In reply to birdseye
Are you saying that all black Americans fits one or more of all the hypotheticals you postulated?
I'm saying that the woman, as a small business owner without any degree of monopoly power, i.e., she controls only a very small part of the market, should have the right to discriminate on whatever grounds she likes. Whether her subjective beliefs accord with objective reality is a secondary consideration.

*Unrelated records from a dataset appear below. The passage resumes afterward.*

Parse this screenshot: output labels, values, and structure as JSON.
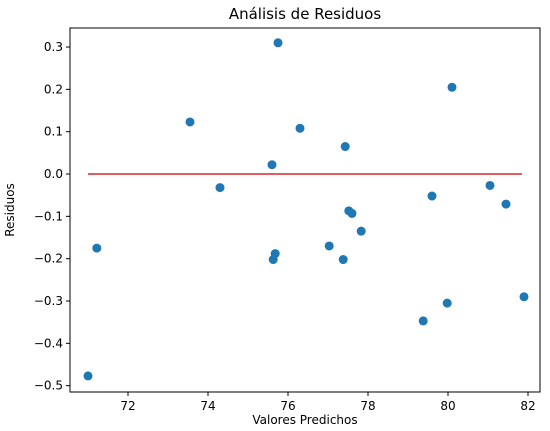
{
  "chart_data": {
    "type": "scatter",
    "title": "Análisis de Residuos",
    "xlabel": "Valores Predichos",
    "ylabel": "Residuos",
    "xlim": [
      70.55,
      82.3
    ],
    "ylim": [
      -0.515,
      0.345
    ],
    "x_ticks": [
      72,
      74,
      76,
      78,
      80,
      82
    ],
    "y_ticks": [
      -0.5,
      -0.4,
      -0.3,
      -0.2,
      -0.1,
      0.0,
      0.1,
      0.2,
      0.3
    ],
    "x_tick_labels": [
      "72",
      "74",
      "76",
      "78",
      "80",
      "82"
    ],
    "y_tick_labels": [
      "−0.5",
      "−0.4",
      "−0.3",
      "−0.2",
      "−0.1",
      "0.0",
      "0.1",
      "0.2",
      "0.3"
    ],
    "grid": false,
    "point_color": "#1f77b4",
    "reference_line": {
      "y": 0.0,
      "x_from": 71.0,
      "x_to": 81.85,
      "color": "#d62728"
    },
    "series": [
      {
        "x": [
          75.75,
          80.1,
          73.55,
          76.3,
          77.43,
          75.6,
          81.05,
          74.3,
          79.6,
          81.45,
          77.52,
          77.6,
          77.83,
          71.22,
          75.68,
          77.03,
          75.63,
          77.38,
          81.9,
          79.98,
          79.38,
          71.0
        ],
        "y": [
          0.31,
          0.205,
          0.123,
          0.108,
          0.065,
          0.022,
          -0.027,
          -0.032,
          -0.052,
          -0.071,
          -0.087,
          -0.093,
          -0.135,
          -0.175,
          -0.188,
          -0.17,
          -0.202,
          -0.202,
          -0.29,
          -0.305,
          -0.347,
          -0.477
        ]
      }
    ]
  }
}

You may treat the individual differently, but not the whole population
The woman does not have a crystal ball. By the time she encounters the problem customer, it's too late. The stress/inconvenience/expense of the situation will have to be incurred. Denying service to any group perceived as more high-risk in terms of potential costs is effectively a form of insurance. Which brings us to the cost of such insurance. If banning black Americans doesn't involve the woman in losing much or indeed any business (because her property is otherwise in healthy demand), her decision could be said to be eminently reasonable. The only losers in this situation might thought to be the blameless black Americans who miss out on the benefits of a nice holiday - they will, at least, continue to have myriad other options. If members of this group feel aggrieved, they might do better to vent their displeasure on offending members of their group than target an individual simply trying to provide for herself.
.if one member of a soccer team is consistently late for practice, you dont discipline the whole team, well maybe you would.
Here you have experience of the individuals involved and can form a judgement as to their character. Someone renting out their cottage won't know potential new customers from Adam. Business owners are not mysteriously omniscient - they don't possess perfect information about the present, let alone the future. Risk management is central to their decision making.
Consider the case of a lady massuese who offers home visits, but only to females, on the basis that she fears harassment or worse from male clients. It might be, objectively speaking, that her fears are exaggerated and only, say, 1 in a 100 men would present a problem of any kind. The risk involved, however, could be thought great - she could be molested or even murdered. Would you support her right to discriminate against all men?